High Agency

Sam ・ April 12, 2026

The single most important quality we look for in a designer is agency.

Not skill. Not experience. Not a portfolio full of case studies from brand-name companies. Agency. The ability to see what needs to happen and make it happen without waiting for permission, instruction, or a perfectly scoped ticket.

In most teams, design operates downstream. Product defines the problem, engineering defines the constraints, and design fills in the shapes. That model produces mediocre work because it treats designers as executors rather than decision-makers.

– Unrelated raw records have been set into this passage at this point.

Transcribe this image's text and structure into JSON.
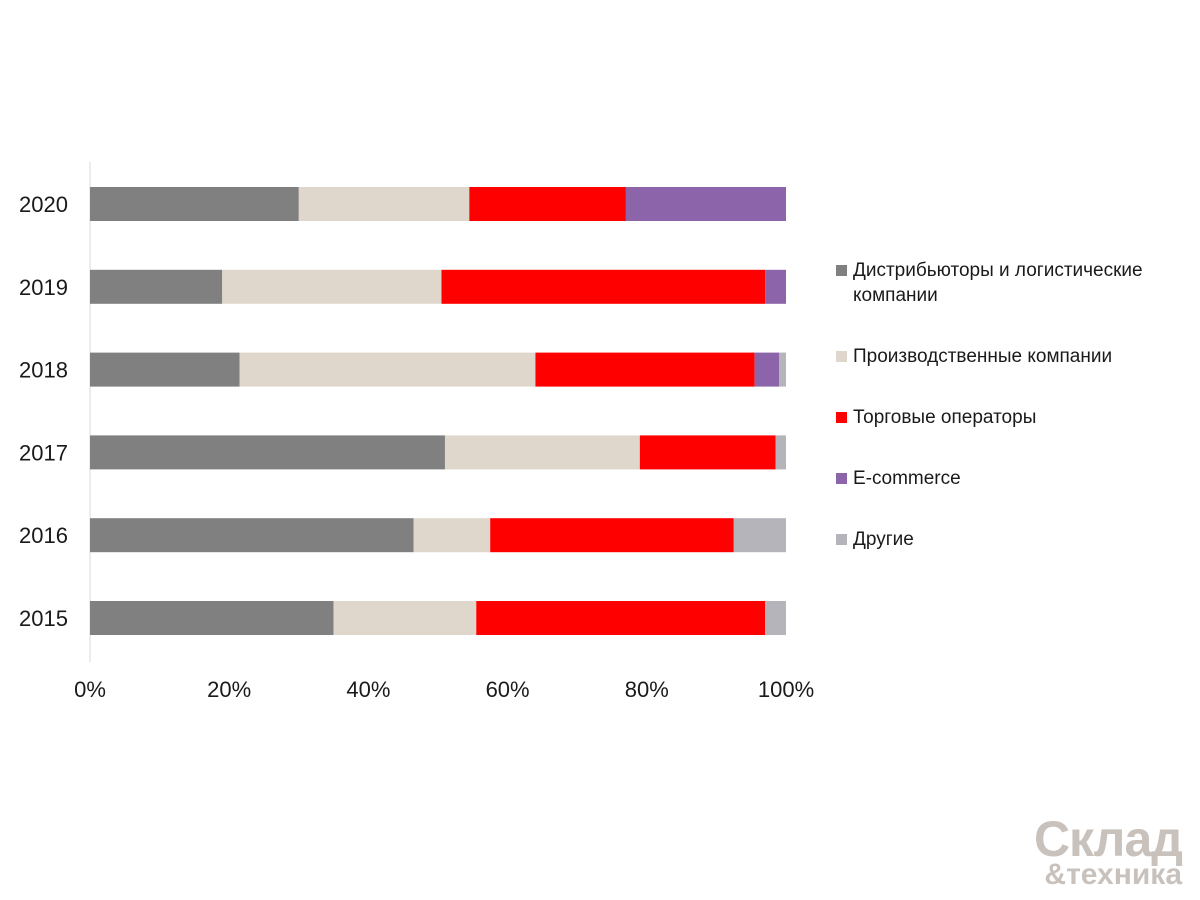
{
  "chart_data": {
    "type": "bar",
    "orientation": "horizontal",
    "stacked": true,
    "normalized_percent": true,
    "categories": [
      "2020",
      "2019",
      "2018",
      "2017",
      "2016",
      "2015"
    ],
    "series": [
      {
        "name": "Дистрибьюторы и логистические компании",
        "color": "#808080",
        "values": [
          30,
          19,
          21.5,
          51,
          46.5,
          35
        ]
      },
      {
        "name": "Производственные компании",
        "color": "#e0d7cc",
        "values": [
          24.5,
          31.5,
          42.5,
          28,
          11,
          20.5
        ]
      },
      {
        "name": "Торговые операторы",
        "color": "#ff0000",
        "values": [
          22.5,
          46.5,
          31.5,
          19.5,
          35,
          41.5
        ]
      },
      {
        "name": "E-commerce",
        "color": "#8b64aa",
        "values": [
          23,
          3,
          3.5,
          0,
          0,
          0
        ]
      },
      {
        "name": "Другие",
        "color": "#b4b4ba",
        "values": [
          0,
          0,
          1,
          1.5,
          7.5,
          3
        ]
      }
    ],
    "xlim": [
      0,
      100
    ],
    "x_ticks": [
      "0%",
      "20%",
      "40%",
      "60%",
      "80%",
      "100%"
    ],
    "grid": false,
    "legend_position": "right"
  },
  "legend": {
    "items": [
      {
        "label": "Дистрибьюторы и логистические компании",
        "color": "#808080"
      },
      {
        "label": "Производственные компании",
        "color": "#e0d7cc"
      },
      {
        "label": "Торговые операторы",
        "color": "#ff0000"
      },
      {
        "label": "E-commerce",
        "color": "#8b64aa"
      },
      {
        "label": "Другие",
        "color": "#b4b4ba"
      }
    ]
  },
  "watermark": {
    "line1": "Склад",
    "line2": "&техника"
  }
}
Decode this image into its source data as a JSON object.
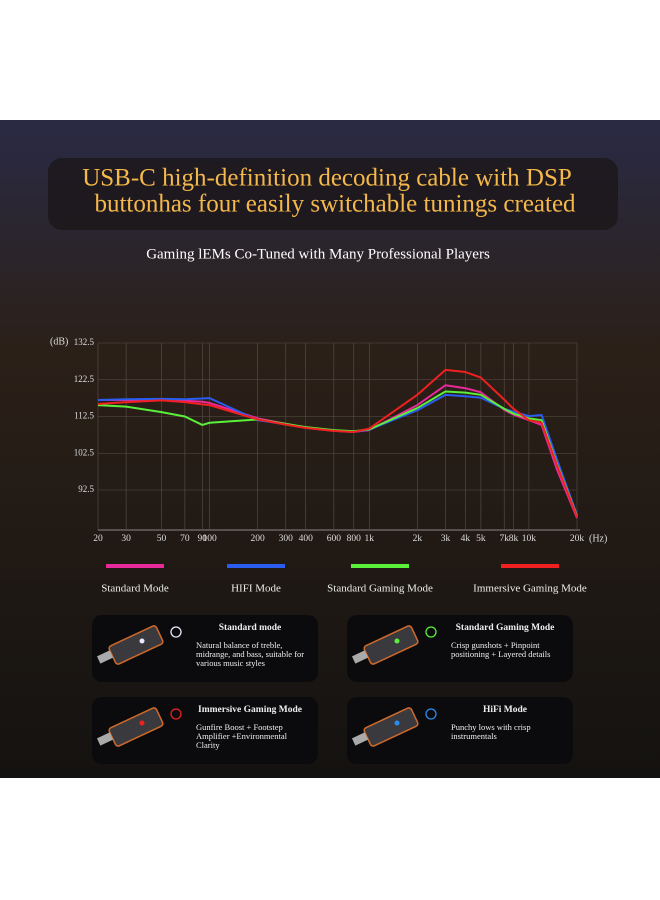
{
  "header": {
    "title_lines": [
      "USB-C high-definition decoding cable with DSP",
      "buttonhas four easily switchable tunings created"
    ],
    "subtitle": "Gaming lEMs Co-Tuned with Many Professional Players"
  },
  "chart_data": {
    "type": "line",
    "y_label": "(dB)",
    "x_label": "(Hz)",
    "log_x": true,
    "grid": true,
    "x": [
      20,
      30,
      50,
      70,
      90,
      100,
      200,
      300,
      400,
      600,
      800,
      1000,
      2000,
      3000,
      4000,
      5000,
      7000,
      8000,
      10000,
      12000,
      15000,
      20000
    ],
    "series": [
      {
        "name": "Standard Mode",
        "color": "#e8299a",
        "values": [
          117,
          117,
          117,
          116.8,
          116.5,
          116.2,
          112,
          110.5,
          109.4,
          108.6,
          108.3,
          108.8,
          115.6,
          121,
          120.2,
          119.1,
          114.3,
          113,
          111.5,
          110.2,
          98,
          84.9
        ]
      },
      {
        "name": "HIFI Mode",
        "color": "#2a5cf0",
        "values": [
          117,
          117.2,
          117.3,
          117.2,
          117.4,
          117.5,
          111.5,
          110.4,
          109.5,
          108.7,
          108.4,
          108.9,
          114.2,
          118.4,
          118,
          117.6,
          114.6,
          113.8,
          112.6,
          112.9,
          100.7,
          85.7
        ]
      },
      {
        "name": "Standard Gaming Mode",
        "color": "#5af03a",
        "values": [
          115.6,
          115.2,
          113.7,
          112.5,
          110.2,
          110.8,
          111.7,
          110.5,
          109.6,
          108.8,
          108.5,
          109,
          114.8,
          119.3,
          119,
          118.4,
          114.6,
          113.3,
          112,
          111.5,
          99.5,
          85.4
        ]
      },
      {
        "name": "Immersive Gaming Mode",
        "color": "#ee2020",
        "values": [
          115.9,
          116.4,
          116.9,
          116.4,
          115.8,
          115.6,
          111.7,
          110.3,
          109.4,
          108.6,
          108.3,
          109.2,
          118.4,
          125.2,
          124.6,
          123.1,
          117.1,
          114.6,
          111.5,
          110.8,
          99.2,
          85.2
        ]
      }
    ],
    "xlim": [
      20,
      20000
    ],
    "ylim": [
      82.5,
      132.5
    ],
    "xticks": [
      20,
      30,
      50,
      70,
      90,
      100,
      200,
      300,
      400,
      600,
      800,
      {
        "value": 1000,
        "label": "1k"
      },
      {
        "value": 2000,
        "label": "2k"
      },
      {
        "value": 3000,
        "label": "3k"
      },
      {
        "value": 4000,
        "label": "4k"
      },
      {
        "value": 5000,
        "label": "5k"
      },
      {
        "value": 7000,
        "label": "7k"
      },
      {
        "value": 8000,
        "label": "8k"
      },
      {
        "value": 10000,
        "label": "10k"
      },
      {
        "value": 20000,
        "label": "20k"
      }
    ],
    "yticks": [
      92.5,
      102.5,
      112.5,
      122.5,
      132.5
    ]
  },
  "modes": [
    {
      "title": "Standard mode",
      "description": "Natural balance of treble, midrange, and bass, suitable for various music styles"
    },
    {
      "title": "Standard Gaming Mode",
      "description": "Crisp gunshots + Pinpoint positioning + Layered details"
    },
    {
      "title": "Immersive Gaming Mode",
      "description": "Gunfire Boost + Footstep Amplifier +Environmental Clarity"
    },
    {
      "title": "HiFi Mode",
      "description": "Punchy lows with crisp instrumentals"
    }
  ]
}
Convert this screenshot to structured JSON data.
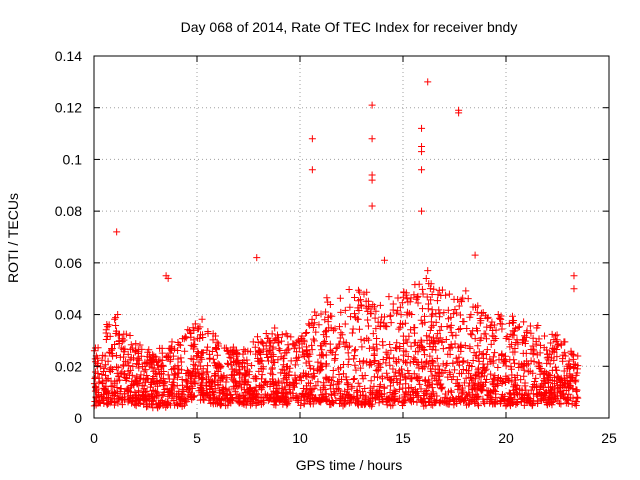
{
  "chart_data": {
    "type": "scatter",
    "title": "Day 068 of 2014, Rate Of TEC Index for receiver bndy",
    "xlabel": "GPS time / hours",
    "ylabel": "ROTI / TECUs",
    "xlim": [
      0,
      25
    ],
    "ylim": [
      0,
      0.14
    ],
    "x_ticks": [
      0,
      5,
      10,
      15,
      20,
      25
    ],
    "x_tick_labels": [
      "0",
      "5",
      "10",
      "15",
      "20",
      "25"
    ],
    "y_ticks": [
      0,
      0.02,
      0.04,
      0.06,
      0.08,
      0.1,
      0.12,
      0.14
    ],
    "y_tick_labels": [
      "0",
      "0.02",
      "0.04",
      "0.06",
      "0.08",
      "0.1",
      "0.12",
      "0.14"
    ],
    "grid": true,
    "marker": "+",
    "color": "#ff0000",
    "series": [
      {
        "name": "ROTI",
        "outliers": [
          {
            "x": 1.1,
            "y": 0.072
          },
          {
            "x": 3.5,
            "y": 0.055
          },
          {
            "x": 3.6,
            "y": 0.054
          },
          {
            "x": 7.9,
            "y": 0.062
          },
          {
            "x": 10.6,
            "y": 0.108
          },
          {
            "x": 10.6,
            "y": 0.096
          },
          {
            "x": 13.5,
            "y": 0.121
          },
          {
            "x": 13.5,
            "y": 0.108
          },
          {
            "x": 13.5,
            "y": 0.094
          },
          {
            "x": 13.5,
            "y": 0.092
          },
          {
            "x": 13.5,
            "y": 0.082
          },
          {
            "x": 14.1,
            "y": 0.061
          },
          {
            "x": 15.9,
            "y": 0.112
          },
          {
            "x": 15.9,
            "y": 0.105
          },
          {
            "x": 15.9,
            "y": 0.103
          },
          {
            "x": 15.9,
            "y": 0.096
          },
          {
            "x": 15.9,
            "y": 0.08
          },
          {
            "x": 16.2,
            "y": 0.13
          },
          {
            "x": 16.2,
            "y": 0.057
          },
          {
            "x": 17.7,
            "y": 0.119
          },
          {
            "x": 17.7,
            "y": 0.118
          },
          {
            "x": 18.5,
            "y": 0.063
          },
          {
            "x": 23.3,
            "y": 0.055
          },
          {
            "x": 23.3,
            "y": 0.05
          }
        ],
        "envelope_hours": [
          0,
          1,
          2,
          3,
          4,
          5,
          6,
          7,
          8,
          9,
          10,
          11,
          12,
          13,
          14,
          15,
          16,
          17,
          18,
          19,
          20,
          21,
          22,
          23,
          23.5
        ],
        "envelope_upper": [
          0.028,
          0.042,
          0.03,
          0.026,
          0.03,
          0.04,
          0.03,
          0.026,
          0.034,
          0.035,
          0.032,
          0.045,
          0.048,
          0.05,
          0.045,
          0.05,
          0.055,
          0.05,
          0.05,
          0.04,
          0.04,
          0.038,
          0.035,
          0.03,
          0.025
        ],
        "envelope_lower": [
          0.006,
          0.006,
          0.006,
          0.005,
          0.005,
          0.008,
          0.006,
          0.006,
          0.006,
          0.006,
          0.006,
          0.006,
          0.006,
          0.006,
          0.006,
          0.006,
          0.006,
          0.006,
          0.006,
          0.006,
          0.006,
          0.006,
          0.006,
          0.006,
          0.006
        ]
      }
    ]
  }
}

High-agency designers don’t wait for the brief to be perfect. They read the brief, find the gaps, and fill them. They talk to users when the research is thin. They push back on requirements that don’t make sense. They prototype solutions to problems nobody has formally acknowledged yet.

This is especially critical in crypto, where the playbook is still being written. There is no established pattern library for decentralized identity. Nobody has figured out the perfect UX for on-chain governance. The designers who thrive here are the ones who are comfortable operating without a map.

We hire for agency because everything else can be taught. You can learn a new tool in a week. You can learn a new design system in a month. But the instinct to take ownership, to treat the product as yours, not just your assignment, that’s either there or it isn’t.

Every designer on our team operates like a founder. Not because we ask them to, but because that’s the kind of person who ends up here.